The company currently operates three app-based services - Now GP, Europe’s largest digital GP consultation platform; Now Healthcare, aimed at corporate companies who want to use Now Healthcare’s digital platform; and Now Patient, which provides 15 million people with remote access to consultations and free prescription drug delivery.

A TV ad launched by Now in September

“It's definitely a win-win scenario,” Dentith says of the transition to telehealthcare. “We want to work with and help the NHS by easing the burden on both practitioners and patients.”

With the adoption of Now Healthcare’s products, the company predicts that over a period of three years, the NHS could save £2 billion, whether that be through reducing the number of unnecessary trips to the GP, or by allowing patients to choose when they get their repeat prescriptions delivered.

“In the UK, there are 29 million people who get repeat meds each year,” Dentith said. “We're the only people currently in that space who provide the courier with a timed delivery so people can choose what time they want medicines to be delivered in an hour timeslot.

Lee Dentith, Founder and CEO of Now Healthcare

“We think that's very beneficial - all of that is completely free of charge. We pay for the courier out of the margin we make buying the medicines. It doesn't cost the NHS a thing. This month we'll dispatch over 20,000 items. Two months ago, it was only about seven or eight thousand. We've seen huge growth.”

Dentith believes the culture of self-diagnosing illnesses is one of the reasons why the NHS is under a lot of strain, arguing that technology is both partly to blame and the solution.

“Five years ago, if someone in the office said they had a migraine, they would just take a couple of tablets. Now, it's very much a case of searching online, which means people start thinking it could be an illness that sounds really dangerous, and that they need to go see a GP.”

Now Healthcare did a random sample of over 2,000 GP appointments and, after discussing it with the GPs, found that 60% of their calls could have been handled by someone other than the GP. Of those, 32% could have been handled by a pharmacy and the other 28% could have been handled by a clinical nurse, who could even have prescribed for it.

“The blessing of the internet has also put more strain on the NHS due to the fact that the public demand answers immediately. It's a generational thing, definitely,” Dentith said.

Lee Dentith
Now Healthcare delivers the repeat prescriptions on behalf of the NHS for free

“If you look at our sample results and thought about deploying our technology, we could do something amazing. There are 400 million appointments booked with NHS GPs annually, imagine if we reduced that by 60% by treating patients in a better way. It could save millions.”

Last month, the group saw 36% growth in the uptake of telehealth and, over the last two months, they’ve seen 100% growth in their pharmaceutical business. After opening the UK’s first digital pharmacy in Liverpool, Dentith believes that technology is in place to transform how people seek their medicines or medical advice, and more innovation is needed from the NHS.

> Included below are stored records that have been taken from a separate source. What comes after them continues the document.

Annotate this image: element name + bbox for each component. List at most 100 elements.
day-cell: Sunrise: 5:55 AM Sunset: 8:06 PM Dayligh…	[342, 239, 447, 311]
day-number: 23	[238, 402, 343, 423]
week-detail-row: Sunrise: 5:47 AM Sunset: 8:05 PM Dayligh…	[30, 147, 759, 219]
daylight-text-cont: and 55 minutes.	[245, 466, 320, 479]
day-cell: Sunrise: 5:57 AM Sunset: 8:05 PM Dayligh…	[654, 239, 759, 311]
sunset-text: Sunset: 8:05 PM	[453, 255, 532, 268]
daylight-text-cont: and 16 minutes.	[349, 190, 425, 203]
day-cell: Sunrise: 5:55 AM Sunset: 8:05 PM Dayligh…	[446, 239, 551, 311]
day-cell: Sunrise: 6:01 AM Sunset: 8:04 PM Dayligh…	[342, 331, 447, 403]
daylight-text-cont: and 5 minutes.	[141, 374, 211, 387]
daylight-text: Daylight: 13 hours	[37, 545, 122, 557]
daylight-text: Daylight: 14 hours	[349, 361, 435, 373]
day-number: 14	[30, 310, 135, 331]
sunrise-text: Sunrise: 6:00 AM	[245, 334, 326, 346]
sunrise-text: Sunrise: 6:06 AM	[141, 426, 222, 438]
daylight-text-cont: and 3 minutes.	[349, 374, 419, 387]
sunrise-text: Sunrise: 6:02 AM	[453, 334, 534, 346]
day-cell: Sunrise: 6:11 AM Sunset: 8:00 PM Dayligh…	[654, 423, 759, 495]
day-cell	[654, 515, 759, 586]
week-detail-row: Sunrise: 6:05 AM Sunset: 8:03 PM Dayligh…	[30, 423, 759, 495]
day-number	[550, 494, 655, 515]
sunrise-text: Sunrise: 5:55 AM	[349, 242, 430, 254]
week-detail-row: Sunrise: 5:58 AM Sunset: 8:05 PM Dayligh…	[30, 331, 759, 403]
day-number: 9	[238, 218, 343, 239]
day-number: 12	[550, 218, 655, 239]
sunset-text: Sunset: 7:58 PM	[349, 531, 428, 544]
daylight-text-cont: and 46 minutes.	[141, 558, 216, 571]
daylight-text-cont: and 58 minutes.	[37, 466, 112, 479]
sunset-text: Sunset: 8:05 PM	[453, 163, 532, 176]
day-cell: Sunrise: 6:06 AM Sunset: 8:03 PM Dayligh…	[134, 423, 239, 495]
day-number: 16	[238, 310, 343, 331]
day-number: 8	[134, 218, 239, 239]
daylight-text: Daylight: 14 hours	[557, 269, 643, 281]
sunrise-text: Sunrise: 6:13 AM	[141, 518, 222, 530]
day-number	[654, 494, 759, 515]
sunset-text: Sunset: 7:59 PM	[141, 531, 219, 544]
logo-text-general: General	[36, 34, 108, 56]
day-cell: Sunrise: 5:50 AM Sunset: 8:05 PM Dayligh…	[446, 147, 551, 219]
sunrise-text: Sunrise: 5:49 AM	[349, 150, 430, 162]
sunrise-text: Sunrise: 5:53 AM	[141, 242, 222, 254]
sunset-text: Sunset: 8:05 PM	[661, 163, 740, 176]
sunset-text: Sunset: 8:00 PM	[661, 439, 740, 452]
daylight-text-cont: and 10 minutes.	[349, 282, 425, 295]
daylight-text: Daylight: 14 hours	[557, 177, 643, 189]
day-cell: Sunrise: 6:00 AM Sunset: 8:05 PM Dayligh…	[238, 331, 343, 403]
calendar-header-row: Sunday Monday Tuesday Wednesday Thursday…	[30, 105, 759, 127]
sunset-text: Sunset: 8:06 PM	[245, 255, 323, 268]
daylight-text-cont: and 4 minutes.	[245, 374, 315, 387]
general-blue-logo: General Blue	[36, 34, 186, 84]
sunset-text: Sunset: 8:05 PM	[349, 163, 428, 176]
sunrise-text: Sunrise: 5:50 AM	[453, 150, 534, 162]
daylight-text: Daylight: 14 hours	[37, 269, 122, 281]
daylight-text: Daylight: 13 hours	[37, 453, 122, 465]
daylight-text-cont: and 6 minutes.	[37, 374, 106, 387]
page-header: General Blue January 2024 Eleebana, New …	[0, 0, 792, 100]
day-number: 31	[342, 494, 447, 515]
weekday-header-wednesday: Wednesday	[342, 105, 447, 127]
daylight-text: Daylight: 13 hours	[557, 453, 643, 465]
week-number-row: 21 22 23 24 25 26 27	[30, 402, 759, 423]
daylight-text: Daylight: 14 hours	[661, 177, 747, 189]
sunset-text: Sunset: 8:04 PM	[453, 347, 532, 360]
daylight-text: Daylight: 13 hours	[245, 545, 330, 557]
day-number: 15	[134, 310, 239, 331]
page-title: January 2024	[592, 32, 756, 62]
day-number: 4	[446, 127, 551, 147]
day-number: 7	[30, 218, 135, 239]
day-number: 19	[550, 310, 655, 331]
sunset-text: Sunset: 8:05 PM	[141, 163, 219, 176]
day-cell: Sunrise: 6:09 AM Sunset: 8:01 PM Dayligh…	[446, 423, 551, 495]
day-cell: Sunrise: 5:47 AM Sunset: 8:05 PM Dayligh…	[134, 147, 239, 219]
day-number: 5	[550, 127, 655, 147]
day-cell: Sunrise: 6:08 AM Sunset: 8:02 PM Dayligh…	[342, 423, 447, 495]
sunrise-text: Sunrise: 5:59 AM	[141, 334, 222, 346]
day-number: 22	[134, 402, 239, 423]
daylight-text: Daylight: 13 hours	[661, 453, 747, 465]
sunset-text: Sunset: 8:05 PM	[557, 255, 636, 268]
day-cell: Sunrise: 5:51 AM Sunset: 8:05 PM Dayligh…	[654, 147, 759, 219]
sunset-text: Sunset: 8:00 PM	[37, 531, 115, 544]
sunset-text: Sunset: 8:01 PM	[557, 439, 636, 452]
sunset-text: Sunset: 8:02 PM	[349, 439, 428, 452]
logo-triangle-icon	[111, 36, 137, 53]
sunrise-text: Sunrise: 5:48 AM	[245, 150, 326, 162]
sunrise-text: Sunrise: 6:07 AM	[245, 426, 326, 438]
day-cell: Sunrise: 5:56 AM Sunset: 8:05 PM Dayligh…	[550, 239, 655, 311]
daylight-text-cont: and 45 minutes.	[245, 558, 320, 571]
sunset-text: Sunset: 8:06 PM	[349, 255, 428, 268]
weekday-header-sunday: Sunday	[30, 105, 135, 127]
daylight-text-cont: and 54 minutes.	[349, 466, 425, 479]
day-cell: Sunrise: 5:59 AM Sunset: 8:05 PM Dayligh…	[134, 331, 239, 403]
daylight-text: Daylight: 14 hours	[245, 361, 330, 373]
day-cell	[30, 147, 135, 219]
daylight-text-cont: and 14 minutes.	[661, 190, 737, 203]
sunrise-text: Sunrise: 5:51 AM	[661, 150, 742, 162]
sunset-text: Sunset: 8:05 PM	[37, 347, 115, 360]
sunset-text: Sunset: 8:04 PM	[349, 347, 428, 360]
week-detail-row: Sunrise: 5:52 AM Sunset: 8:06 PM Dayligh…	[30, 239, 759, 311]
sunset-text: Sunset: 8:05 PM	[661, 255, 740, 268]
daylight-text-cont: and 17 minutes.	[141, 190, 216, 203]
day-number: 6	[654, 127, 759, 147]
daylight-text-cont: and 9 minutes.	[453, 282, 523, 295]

After building the company into a scalable business last year, the Now Healthcare owner predicts that the new Health and Social Care Secretary Matt Hancock MP will help bring the health service into the 21st century.

“We personally think there will be more fluidity in the digital health space this year. There seems to be a lot of disconnect between the NHS and the digital companies but [Matt Hancock] brings with him some excitement and seems to be quite forthright with wanting to promote digital health, a real benefit for companies like ourselves.”

Now Healthcare Group will spend the first part of this year seeking investment in order to scale up their tech-based medical model.